Oklahoma State Penitentiary.jpg
This Oct. 9, 2014, file photo shows the gurney in the the execution chamber at the Oklahoma State Penitentiary in McAlester, Okla. (AP Photo/Sue Ogrocki)

But in 2009, that all came to an abrupt end when a prison guard came to Stouffer’s cell and informed him they would not be having those activities anymore. “They worked fine for years and years, until such time as one of the guards decided he was tired of running them, so he got them terminated, and that was in 2009,” Stouffer said. “And they refused to start them back up for H Unit.”

The Oklahoma State Penitentiary did not respond to a VICE News request for comment on the services.

Now, the inmates are housed in what the ACLU called “a concrete tomb” leaving them “effectively buried alive.” According to Oklahoma State Penitentiary protocol, inmates on the infamous H Unit, which houses most of the state’s death row prisoners, are allowed one hour of “exercise” a day, five days a week, in a 20-by-20-foot concrete square.

“If the sun is up at a certain time, we can see the sun through the mesh,” Stouffer said, “Otherwise, no sun, no windows.”

Anytime they’re out of the cell, inmates’ arms and legs are shackled by heavy chains.

“You feel like an animal,” Stouffer said, “It’s intended to be humiliating, and it is.”

Stouffer’s younger daughter Suzanne Reese had her second-to-last visit with her father last Friday.
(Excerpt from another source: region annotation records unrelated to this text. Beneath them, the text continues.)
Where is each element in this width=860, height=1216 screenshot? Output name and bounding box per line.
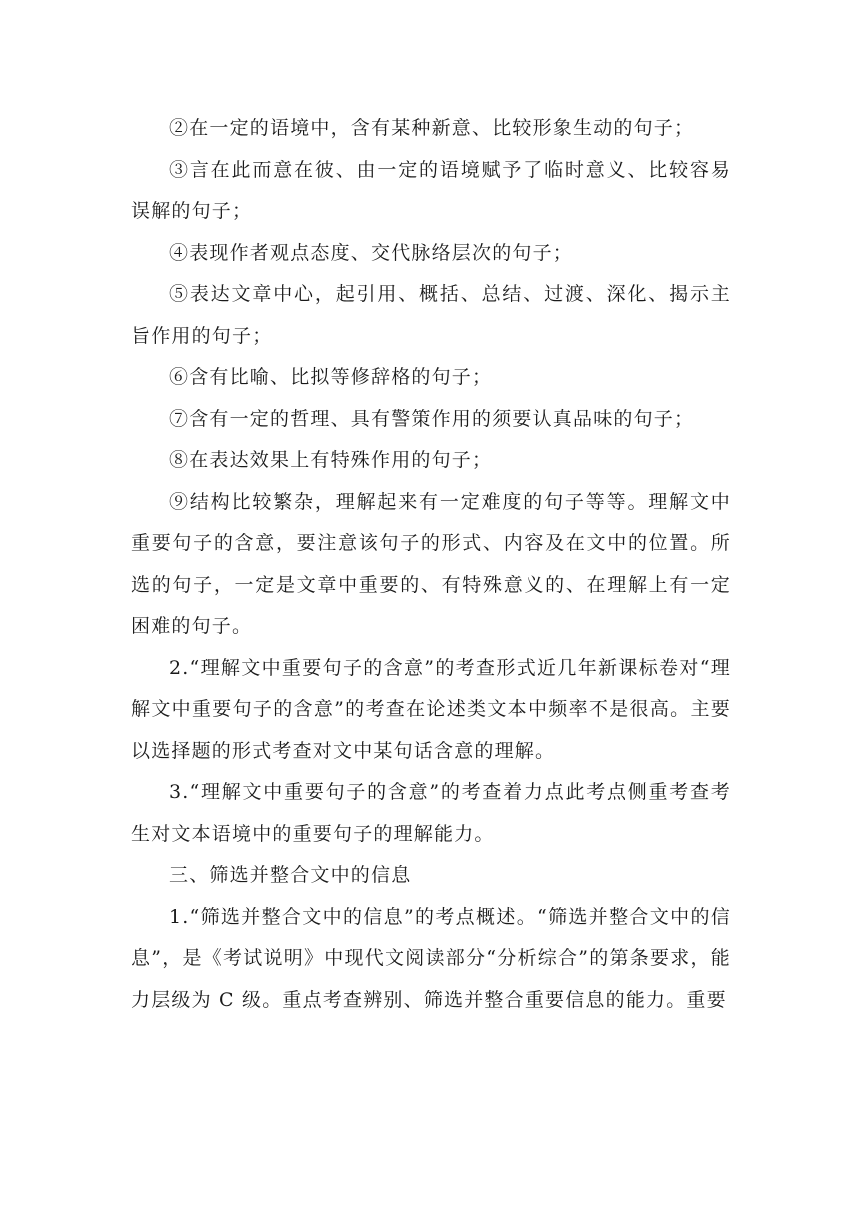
paragraph-item-6: ⑥含有比喻、比拟等修辞格的句子；	[169, 366, 493, 388]
paragraph-item-3: ③言在此而意在彼、由一定的语境赋予了临时意义、比较容易误解的句子；	[131, 158, 731, 222]
section-heading: 三、筛选并整合文中的信息	[169, 864, 412, 886]
paragraph-item-4: ④表现作者观点态度、交代脉络层次的句子；	[169, 241, 574, 264]
document-body	[131, 108, 731, 1021]
paragraph-item-9: ⑨结构比较繁杂，理解起来有一定难度的句子等等。理解文中重要句子的含意，要注意该句子的形式、内容及在文中的位置。所选的句子，一定是文章中重要的、有特殊意义的、在理解上有一定困难的句子。	[131, 490, 731, 637]
paragraph-item-7: ⑦含有一定的哲理、具有警策作用的须要认真品味的句子；	[169, 407, 695, 430]
paragraph-section-point-1: 1.“筛选并整合文中的信息”的考点概述。“筛选并整合文中的信息”，是《考试说明》中现代文阅读部分“分析综合”的第条要求，能力层级为 C 级。重点考查辨别、筛选并整合重要信息的能力。重要	[131, 905, 731, 1011]
paragraph-point-2: 2.“理解文中重要句子的含意”的考查形式近几年新课标卷对“理解文中重要句子的含意”的考查在论述类文本中频率不是很高。主要以选择题的形式考查对文中某句话含意的理解。	[131, 656, 731, 762]
paragraph-item-5: ⑤表达文章中心，起引用、概括、总结、过渡、深化、揭示主旨作用的句子；	[131, 283, 731, 347]
paragraph-item-2: ②在一定的语境中，含有某种新意、比较形象生动的句子；	[169, 117, 695, 139]
paragraph-point-3: 3.“理解文中重要句子的含意”的考查着力点此考点侧重考查考生对文本语境中的重要句子的理解能力。	[131, 781, 731, 845]
paragraph-item-8: ⑧在表达效果上有特殊作用的句子；	[169, 449, 493, 471]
Communication is strained in the visiting area on H Unit. Where they used to speak through corded phones, now up to four visitors scream to their incarcerated loved one through holes punched in a clear plastic barrier.

“Every sound was so loud and magnified, you could almost even hear your heartbeat in your chest,” she recalled.

“I would’ve loved to have hugged Suzanne today, but I was not able to,” Stouffer said when describing how Reese had broken down during their visit.

Stouffer says his strong faith is what has kept him sane throughout his 36 years in prison. Stouffer has fought a legal battle to have his spiritual advisor, Howard Potts, in the execution chamber with him and lay hands on him—a tradition that Christians believe invokes the Holy Spirit.

Stouffer is trying to take a positive view of what’s happening Thursday, “one step closer to the Lord,” as he puts it.

He has declined to choose a last meal but has prepared some final words: “Father, forgive them.”

“I’m 79. If the Lord wants me to come home, I’ll be ready.”